The primary goal of this study is to evaluate the safety and the antileukemic activity of combination of GO, cytarabine (Ara-C) and either daunorubicin (DNR)[DAG regimen] or idarubicin (IDR)[IAG regimen] in patients with relapsed/refractory CD33-positive AML. Phase I part was dose-finding study for GO, IDR and DNR. Eligibility criteria included age (20-64yrs), AML(except APL) in first relapse more than 6 months from induction therapy or refractory to the first induction therapy, ECOG performance status 0-2, CD33 expression >20%. All registered patients were received standard dose of Ara-C(100 mg/m2/CIV) on days 1-7 combining GO with either DNR or IDR. GO was planned to administer one day after last administration of DNR or IDR. In the DAG regimen, DNR (50 mg/m2/IV) on days 1-3 + GO(3 mg/m2/DIV) on day 4 as level-1, DNR(50 mg/m2/IV on days 1-4 + GO(3mg/m2/DIV) on day 5 as level-2, and DNR(50 mg/m2/IV) on days 1-5 + GO(3mg/m2/DIV) on day 6 as level-3 were administered. In the IAG regimen, IDR(10 mg/m2/IV) on days 1-3 + GO(3mg/m2/DIV) on day 4 as level-1, IDR(12 mg/m2/IV) on days 1-3 + GO(3 mg/m2/DIV) as level-2, and IDR(12 mg/m2/IV) on days 1-3 + GO (5 mg/m2/DIV) on day 4 as level-3 were administered. Dose and schedule level indicated above was increased using a standard 3+3 design.

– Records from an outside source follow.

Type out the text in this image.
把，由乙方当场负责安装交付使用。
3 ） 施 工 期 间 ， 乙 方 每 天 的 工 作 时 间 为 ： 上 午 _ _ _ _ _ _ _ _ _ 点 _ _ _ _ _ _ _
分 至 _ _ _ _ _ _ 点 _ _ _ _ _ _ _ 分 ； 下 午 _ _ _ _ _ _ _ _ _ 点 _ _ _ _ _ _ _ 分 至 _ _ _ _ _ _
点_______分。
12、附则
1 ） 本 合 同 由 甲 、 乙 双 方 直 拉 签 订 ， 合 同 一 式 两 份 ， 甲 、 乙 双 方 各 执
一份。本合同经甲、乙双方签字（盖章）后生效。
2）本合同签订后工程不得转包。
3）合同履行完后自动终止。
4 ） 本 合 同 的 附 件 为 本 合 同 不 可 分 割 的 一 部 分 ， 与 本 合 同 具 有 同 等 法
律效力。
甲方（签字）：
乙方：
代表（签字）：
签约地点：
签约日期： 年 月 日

Nineteen patients (10 patients in the DAG, 9 patients in the IAG) have enrolled: median age was 59 yrs (range 33-64) and 53% were male. Eight patients were refractory and 11 patients were relapsed AML. Cytogenetic risk (according to CALGB): poor 19%, intermediate 63%, and good 19%. The median value of blasts in the bone marrow before treatment was 93%(range 39-100%). No DLT was observed at levels 1 and 2 in both the DAG and the IAG regimens. At level 3 in the DAG, no DLT was observed although one patient had Grade 4 neutropenia for 4 weeks due to progression of AML. In the IAG regimen, 3 of 3 patients had a DLT at level 3; these were Grade 3/4 infection due to severe neutropenia and prolongation of Grade 4 neutropenia independent to progression of leukemia. Two patients had Grade 3 of increase of AST/ALT, but none had VOD/SOS. Among 15 patients assessable for response, 6 patients (4 in DAG, 2 for IAG) (40%) attained CR, and 6 patients had hematologic improvement. One patient died of CNS bleeding within 30-days of therapy due to progression of AML.

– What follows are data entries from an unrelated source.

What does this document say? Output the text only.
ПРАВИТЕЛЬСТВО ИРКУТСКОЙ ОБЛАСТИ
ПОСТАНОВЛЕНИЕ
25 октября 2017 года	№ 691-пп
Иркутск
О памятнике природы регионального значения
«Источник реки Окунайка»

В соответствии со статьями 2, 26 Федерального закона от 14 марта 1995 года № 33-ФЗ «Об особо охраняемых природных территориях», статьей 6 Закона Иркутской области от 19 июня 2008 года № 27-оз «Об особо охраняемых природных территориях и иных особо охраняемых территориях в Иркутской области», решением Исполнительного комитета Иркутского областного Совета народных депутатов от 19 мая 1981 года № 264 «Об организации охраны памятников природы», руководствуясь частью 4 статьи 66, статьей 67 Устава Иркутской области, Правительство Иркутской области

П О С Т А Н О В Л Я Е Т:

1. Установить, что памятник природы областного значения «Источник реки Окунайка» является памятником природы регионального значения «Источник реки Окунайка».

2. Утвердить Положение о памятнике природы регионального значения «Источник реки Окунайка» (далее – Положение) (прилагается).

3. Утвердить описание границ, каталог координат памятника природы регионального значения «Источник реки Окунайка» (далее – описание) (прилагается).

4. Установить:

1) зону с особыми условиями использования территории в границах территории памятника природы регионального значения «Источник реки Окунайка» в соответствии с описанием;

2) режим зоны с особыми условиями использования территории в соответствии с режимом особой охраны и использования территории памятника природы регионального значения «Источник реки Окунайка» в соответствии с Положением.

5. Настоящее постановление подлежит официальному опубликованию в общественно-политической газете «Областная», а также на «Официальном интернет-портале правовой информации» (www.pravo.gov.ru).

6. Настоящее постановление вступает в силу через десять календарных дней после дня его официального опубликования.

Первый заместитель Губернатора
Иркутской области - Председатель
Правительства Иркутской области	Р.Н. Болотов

The MTD of GO just after administration of anthracycline combining with standard Ara-C was 5 mg/m2. Addition to standard Ara-C, GO (3 mg/m2) on day 6 with dose-dense DNR(50 mg/m2 × 5 days) and GO(3 mg/m2) on day 4 with IDR(12 mg/m2 × 3days) can be safely administered. Antileukemic activity of these level-3s of DAG and IAG regimens will be evaluated in phase 2 part of this study.

No relevant conflicts of interest to declare.